Despite their bluster, however, Palestinian groups have not been able to come up with any coherent defense against the appropriation of their message. Observers blame this on the fact that few saw the National Alliance's shift in strategy coming. "I don't think Palestinian groups were ready for this at all," says Jerry Barlow, an activist with Anti-Racist Action. "I think they were completely blindsided." As a result, white power groups, by joining a former enemy's cause, are chipping away at the credibility of the Palestinian activists -- and slowly reducing a heartfelt ideological position into just another manifestation of anti-Semitism in the public imagination.
"This has the potential to hurt Palestinian groups in the long run," says Devin Burghart of the Center for New Community, which monitors white power organizations nationwide. "The pro-Palestinian stance among white power groups confuses the issue -- it's not as clear-cut as something like the Klan coming to town. It's incumbent upon pro-Palestinian activists to clearly denounce the activities of the National Alliance, despite the fact that [members of the National Alliance] are waving their flags."
But so far, that hasn't really been happening. At the May rally, there were roughly 100 more white power protesters than counter-protesters. It was the first time, says Elamine, that "the anti-Nazis have been outnumbered by the Nazis." Thus far, there has been no high-profile event to galvanize opposition; by dispensing with the Klan imagery and softening their rhetoric, the National Alliance has made any kind of mobilization against it more difficult. Palestinian leaders, a loose coalition, are simply not doing much to defend themselves against a coherent national campaign: they speak of doing "educationals" and have set up a few angry Web sites, but all involved realize that this is a war that must be waged in the public eye.
"If the Palestinian groups show up at these rallies with 1,500 people, it's not going to matter that the neo-Nazis are waving a few Palestinian flags," Burghart says. "But the National Alliance has all the sound bites down -- they are now more versed in the catchphrases than the [Palestinian] activists are.
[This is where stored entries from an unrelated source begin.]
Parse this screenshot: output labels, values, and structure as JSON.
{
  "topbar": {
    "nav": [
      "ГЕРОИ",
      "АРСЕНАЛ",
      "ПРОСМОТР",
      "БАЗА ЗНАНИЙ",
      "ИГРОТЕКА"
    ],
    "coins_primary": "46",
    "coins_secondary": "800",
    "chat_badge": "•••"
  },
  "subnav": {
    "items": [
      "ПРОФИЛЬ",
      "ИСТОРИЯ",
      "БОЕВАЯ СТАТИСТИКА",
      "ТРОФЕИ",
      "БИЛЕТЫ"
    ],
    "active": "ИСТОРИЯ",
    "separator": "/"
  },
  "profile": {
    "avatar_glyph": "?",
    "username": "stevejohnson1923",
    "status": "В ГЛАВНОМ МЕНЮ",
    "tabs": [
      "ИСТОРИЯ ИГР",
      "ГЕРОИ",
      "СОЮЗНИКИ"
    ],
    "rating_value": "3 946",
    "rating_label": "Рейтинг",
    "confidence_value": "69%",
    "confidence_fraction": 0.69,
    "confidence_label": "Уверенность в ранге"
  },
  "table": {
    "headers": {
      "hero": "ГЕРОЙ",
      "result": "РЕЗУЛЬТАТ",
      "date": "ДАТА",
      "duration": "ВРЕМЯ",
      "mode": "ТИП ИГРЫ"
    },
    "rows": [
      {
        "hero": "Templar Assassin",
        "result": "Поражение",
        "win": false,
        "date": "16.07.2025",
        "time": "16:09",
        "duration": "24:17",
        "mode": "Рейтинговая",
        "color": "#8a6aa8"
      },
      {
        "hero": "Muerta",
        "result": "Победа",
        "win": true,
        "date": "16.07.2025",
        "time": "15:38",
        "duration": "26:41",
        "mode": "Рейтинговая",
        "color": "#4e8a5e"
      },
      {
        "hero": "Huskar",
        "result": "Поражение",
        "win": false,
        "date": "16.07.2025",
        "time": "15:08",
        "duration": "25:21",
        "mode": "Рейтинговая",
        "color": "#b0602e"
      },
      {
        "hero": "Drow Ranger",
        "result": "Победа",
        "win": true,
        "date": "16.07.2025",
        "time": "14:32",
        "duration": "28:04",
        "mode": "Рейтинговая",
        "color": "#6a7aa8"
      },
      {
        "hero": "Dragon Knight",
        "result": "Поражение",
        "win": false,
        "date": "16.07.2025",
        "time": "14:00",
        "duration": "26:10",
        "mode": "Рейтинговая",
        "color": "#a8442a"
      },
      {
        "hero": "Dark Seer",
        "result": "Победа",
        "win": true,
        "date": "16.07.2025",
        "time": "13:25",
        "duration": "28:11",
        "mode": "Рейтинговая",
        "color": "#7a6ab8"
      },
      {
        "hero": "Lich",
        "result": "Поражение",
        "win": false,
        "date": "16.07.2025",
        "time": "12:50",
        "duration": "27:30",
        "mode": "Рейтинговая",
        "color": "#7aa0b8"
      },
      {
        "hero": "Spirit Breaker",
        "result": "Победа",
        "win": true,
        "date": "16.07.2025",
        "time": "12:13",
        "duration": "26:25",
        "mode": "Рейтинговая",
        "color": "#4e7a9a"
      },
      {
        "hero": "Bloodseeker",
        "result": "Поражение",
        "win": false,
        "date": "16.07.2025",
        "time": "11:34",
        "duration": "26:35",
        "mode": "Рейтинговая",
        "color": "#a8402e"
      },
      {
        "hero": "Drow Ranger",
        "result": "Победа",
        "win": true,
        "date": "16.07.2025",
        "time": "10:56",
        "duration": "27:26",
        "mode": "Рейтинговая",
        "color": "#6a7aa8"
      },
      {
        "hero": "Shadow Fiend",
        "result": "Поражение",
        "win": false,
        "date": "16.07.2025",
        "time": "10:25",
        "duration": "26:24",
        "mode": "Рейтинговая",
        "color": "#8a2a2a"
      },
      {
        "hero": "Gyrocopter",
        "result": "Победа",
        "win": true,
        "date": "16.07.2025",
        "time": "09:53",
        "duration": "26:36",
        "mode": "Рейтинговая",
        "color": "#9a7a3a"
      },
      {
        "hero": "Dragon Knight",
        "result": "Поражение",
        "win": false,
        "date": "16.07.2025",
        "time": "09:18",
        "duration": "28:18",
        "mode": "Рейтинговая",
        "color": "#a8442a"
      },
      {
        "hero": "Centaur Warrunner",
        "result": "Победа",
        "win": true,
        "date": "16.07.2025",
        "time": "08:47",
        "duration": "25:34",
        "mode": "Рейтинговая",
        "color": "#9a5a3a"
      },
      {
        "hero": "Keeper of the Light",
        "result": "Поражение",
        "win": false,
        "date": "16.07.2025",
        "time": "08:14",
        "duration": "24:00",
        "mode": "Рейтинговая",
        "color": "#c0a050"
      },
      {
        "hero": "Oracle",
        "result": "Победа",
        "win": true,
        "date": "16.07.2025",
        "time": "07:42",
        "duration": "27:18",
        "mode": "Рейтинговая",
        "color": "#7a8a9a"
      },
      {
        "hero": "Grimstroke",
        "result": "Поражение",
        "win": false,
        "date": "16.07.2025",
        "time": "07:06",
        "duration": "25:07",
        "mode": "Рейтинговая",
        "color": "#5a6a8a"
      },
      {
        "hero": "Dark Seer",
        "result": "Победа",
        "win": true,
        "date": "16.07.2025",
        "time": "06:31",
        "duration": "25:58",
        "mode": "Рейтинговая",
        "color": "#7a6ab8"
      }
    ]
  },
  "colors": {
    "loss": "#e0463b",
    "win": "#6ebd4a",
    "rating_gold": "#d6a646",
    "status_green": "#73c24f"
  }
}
The Palestinians have to show people that just because the National Alliance is waving their flags, it doesn't mean they share the same message."
If they can't, the Palestinian groups may soon find that their new, unwanted friends have done more damage than any enemy ever could. And it would mean that a Pierce-less National Alliance is managing to have some small relevance after all, even if it isn't the type they were hoping for.